In constructing replication-competent adenoviral vectors, the primary strategy involves partial deletion of the non-essential E3 region while maintaining the integrity of the E1 region [29]. This presents a critical balance in developing PAdV-5-based replicating vector vaccines: accommodating large foreign gene inserts while preserving viral replication competence and passage stability. Previous studies have identified ORF2 (the 12.5K ORF in this study) as essential for successful PAdV-5 rescue [16]. Our findings corroborate this observation: while ΔE3-All-eGFP failed to be rescued (Supplementary Figure S2), both ΔE3-12.5K-eGFP and ΔE3-12.5K+ORF4-eGFP constructs, along with E3-Insert-eGFP, were successfully rescued and demonstrated stable passage. Notably, E3-Insert-eGFP exhibited significantly lower fluorescence intensity and total expression during rescue and passage compared to ΔE3-12.5K-eGFP and ΔE3-12.5K+ORF4-eGFP, suggesting that genomic size critically impacts viral replication—an oversized genome imposes substantial replicative burden. For E3 region replacement strategies, we selected ΔE3-12.5K-eGFP as the optimal construct because it deletes 62.46% of the E3 region (reducing genome size), preserving the essential 12.5K ORF and simultaneously satisfies both replicative requirements and capacity for large foreign gene insertion.

The combination of our reverse genetics platform and the GD84 strain offers a compelling vector system for veterinary vaccine development. Firstly, the efficiency of the platform allows for rapid iteration and screening of vaccine candidates. Secondly, the functional mapping of the E3 region provides a validated blueprint for inserting exogenous antigens without compromising viral fitness. Finally, and crucially, GD84 is a contemporary strain isolated from a major swine-producing region. Vectors based on such circulating strains may offer practical immunogenic advantages over those based on historical, laboratory-adapted strains, potentially mitigating the impact of pre-existing immunity in target animal populations—a known challenge for adenoviral vectors.

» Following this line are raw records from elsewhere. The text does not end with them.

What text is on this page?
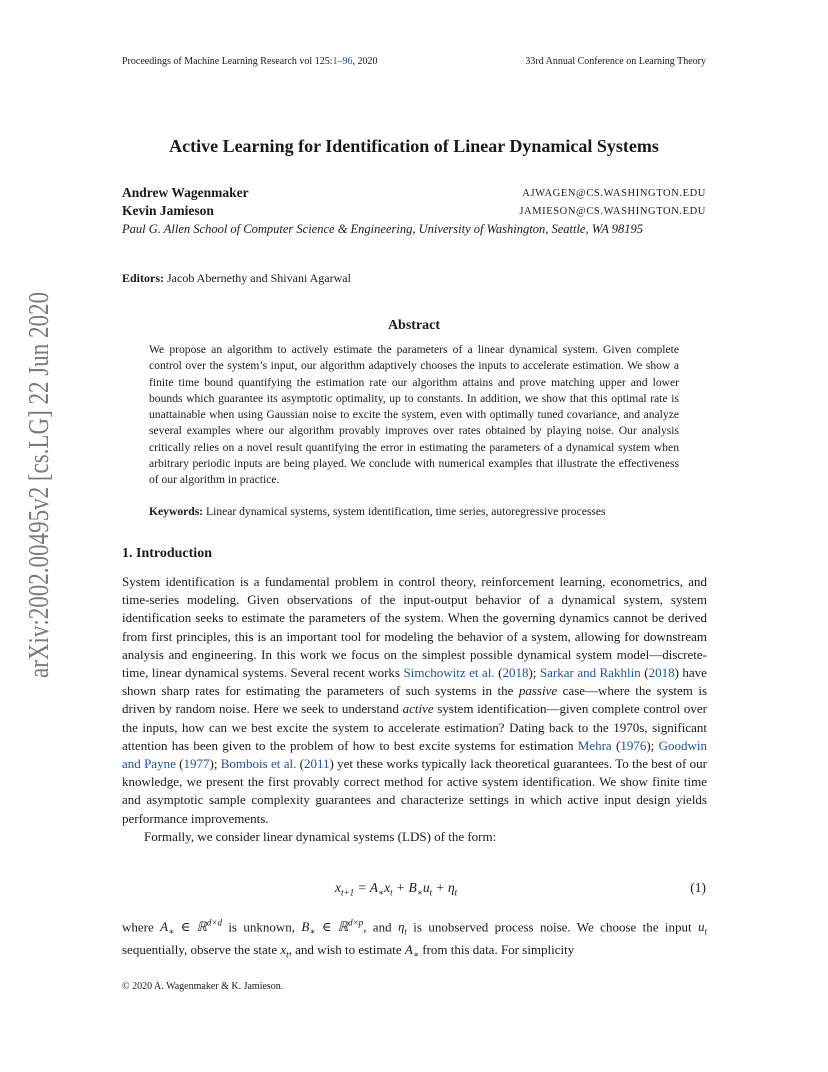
Proceedings of Machine Learning Research vol 125:1–96, 2020	33rd Annual Conference on Learning Theory
arXiv:2002.00495v2 [cs.LG] 22 Jun 2020
Active Learning for Identification of Linear Dynamical Systems
Andrew Wagenmaker	AJWAGEN@CS.WASHINGTON.EDU
Kevin Jamieson	JAMIESON@CS.WASHINGTON.EDU
Paul G. Allen School of Computer Science & Engineering, University of Washington, Seattle, WA 98195
Editors: Jacob Abernethy and Shivani Agarwal
Abstract
We propose an algorithm to actively estimate the parameters of a linear dynamical system. Given complete control over the system’s input, our algorithm adaptively chooses the inputs to accelerate estimation. We show a finite time bound quantifying the estimation rate our algorithm attains and prove matching upper and lower bounds which guarantee its asymptotic optimality, up to constants. In addition, we show that this optimal rate is unattainable when using Gaussian noise to excite the system, even with optimally tuned covariance, and analyze several examples where our algorithm provably improves over rates obtained by playing noise. Our analysis critically relies on a novel result quantifying the error in estimating the parameters of a dynamical system when arbitrary periodic inputs are being played. We conclude with numerical examples that illustrate the effectiveness of our algorithm in practice.
Keywords: Linear dynamical systems, system identification, time series, autoregressive processes
1. Introduction

System identification is a fundamental problem in control theory, reinforcement learning, econometrics, and time-series modeling. Given observations of the input-output behavior of a dynamical system, system identification seeks to estimate the parameters of the system. When the governing dynamics cannot be derived from first principles, this is an important tool for modeling the behavior of a system, allowing for downstream analysis and engineering. In this work we focus on the simplest possible dynamical system model—discrete-time, linear dynamical systems. Several recent works Simchowitz et al. (2018); Sarkar and Rakhlin (2018) have shown sharp rates for estimating the parameters of such systems in the passive case—where the system is driven by random noise. Here we seek to understand active system identification—given complete control over the inputs, how can we best excite the system to accelerate estimation? Dating back to the 1970s, significant attention has been given to the problem of how to best excite systems for estimation Mehra (1976); Goodwin and Payne (1977); Bombois et al. (2011) yet these works typically lack theoretical guarantees. To the best of our knowledge, we present the first provably correct method for active system identification. We show finite time and asymptotic sample complexity guarantees and characterize settings in which active input design yields performance improvements.

Formally, we consider linear dynamical systems (LDS) of the form:

$x_{t+1} = A_∗x_t + B_∗u_t + \eta_t$	(1)
where $A_∗$ ∈ ℝ$^{d\times d}$ is unknown, $B_∗$ ∈ ℝ$^{d\times p}$, and $\eta_t$ is unobserved process noise. We choose the input $u_t$ sequentially, observe the state $x_t$, and wish to estimate $A_∗$ from this data. For simplicity
© 2020 A. Wagenmaker & K. Jamieson.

In summary, this study not only isolates and characterizes a contemporary PAdV-5 strain but also delivers a versatile and efficient reverse genetics platform. We further developed a versatile reverse genetics platform for PAdV-5, which enabled the generation of replication-competent recombinant viruses through targeted replacement of the E3 region with an eGFP reporter cassette. The resulting infectious clones not only provide crucial tools for investigating PAdV-5 pathogenesis but also establish a foundational platform for multiple applications: they will accelerate vaccine development by enabling rapid antigen screening, facilitate antiviral drug discovery through direct viral replication monitoring, support serological surveillance through standardized antibody detection, and offer a strategic blueprint for adapting this system to other respiratory adenoviruses. Importantly, the successful maintenance of viral replication capacity while accommodating foreign gene insertion demonstrates the potential for developing PAdV-5 as a vaccine vector for larger antigens.